Wendy’s already has ghost kitchen locations in the U.S., Pringle said, and partnered with Rebel Foods last year to launch delivery-only units in India. In late 2020, the restaurant also teamed with Reef Technology to launch what it calls "Neighborhood Kitchens" in Toronto, Canada. These units look like food trucks but are delivery-only kitchens on wheels that allow Wendy’s to "go into some of the biggest cities around the world where we don't have traditional restaurants," Pringle said.
New designs will improve labor, franchisee experiences
Pringle doesn't anticipate a reduction of labor through these new designs. But she thinks that new prototypes will allow the chain to re-allocate employees to maximize labor efficiencies and improve the customer experience through better throughput and improved order accuracy.
"For example, with the enhancement of mobile ordering, or with curbside, and what we do with our digital, instead of spending time on taking an order or processing payment, [an employee] can spend time with you and smile … engage with you [to make] sure your order is accurate," Pringle said.
Since 95% of Wendy's system is franchised, the company needs to ensure that it convinces operators to buy into new store designs to maximize the success of new models.
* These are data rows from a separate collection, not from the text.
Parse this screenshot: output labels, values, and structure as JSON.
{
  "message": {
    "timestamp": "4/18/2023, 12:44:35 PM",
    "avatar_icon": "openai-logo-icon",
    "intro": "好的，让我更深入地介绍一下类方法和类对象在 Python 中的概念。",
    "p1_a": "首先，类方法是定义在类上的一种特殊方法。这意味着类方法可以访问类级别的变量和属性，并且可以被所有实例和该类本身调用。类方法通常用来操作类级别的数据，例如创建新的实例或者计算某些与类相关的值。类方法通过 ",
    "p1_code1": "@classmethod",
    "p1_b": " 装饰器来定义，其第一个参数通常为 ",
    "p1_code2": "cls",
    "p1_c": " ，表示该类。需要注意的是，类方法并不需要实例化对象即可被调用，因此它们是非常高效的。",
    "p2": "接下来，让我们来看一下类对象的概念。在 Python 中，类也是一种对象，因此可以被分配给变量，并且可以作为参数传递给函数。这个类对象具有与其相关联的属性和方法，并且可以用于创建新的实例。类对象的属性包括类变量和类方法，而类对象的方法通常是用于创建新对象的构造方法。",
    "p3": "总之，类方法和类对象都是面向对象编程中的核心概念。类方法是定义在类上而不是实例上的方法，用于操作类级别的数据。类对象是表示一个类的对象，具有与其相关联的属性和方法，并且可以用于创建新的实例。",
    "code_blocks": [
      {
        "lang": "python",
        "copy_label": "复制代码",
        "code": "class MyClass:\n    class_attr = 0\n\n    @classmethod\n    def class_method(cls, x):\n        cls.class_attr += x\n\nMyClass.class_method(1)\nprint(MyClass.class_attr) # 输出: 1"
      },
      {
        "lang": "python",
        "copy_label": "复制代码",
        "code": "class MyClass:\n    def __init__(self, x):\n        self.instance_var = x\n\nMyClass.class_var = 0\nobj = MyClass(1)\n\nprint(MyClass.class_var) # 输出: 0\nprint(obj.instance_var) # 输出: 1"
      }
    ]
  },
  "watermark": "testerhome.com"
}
The company gives its franchisees a suite of store design options ranging from container formats, modular buildings, its drive-thru-only concept and Wendy’s 2.0 design "so they feel like they can have their best chance of success," Pringle said.
Wendy's has also added incentives to its design program to get operators on board with new innovation, Pringle said. These include royalty and national marketing fee relief, and operators are rewarded for restaurant growth, for making multi-year pledges to expand operations and for converting existing real estate to Wendy's restaurants. If operators convert a store, they can receive a roughly $170,000 incentive, QSR Magazine reports. A Wendy's franchisee can gain up to $250,000 for accelerating development, and groundbreakers can make $200,000 in incentives.
"We have been seeing great interest from our franchisees that are signing up for new, multi-year, multi-unit commitments around growth. And they're excited to be able to lean in and grow with us … so this is happening in the U.S., [and] it's happening internationally," Pringle said.
Going forward, nontraditional locations will have a major part to play in Wendy’s growth journey, she said.
"We have had some nontraditional development but not at a very big pace and not in a significant, intentional way. … You'll see a lot more of us in those unique places," Pringle said.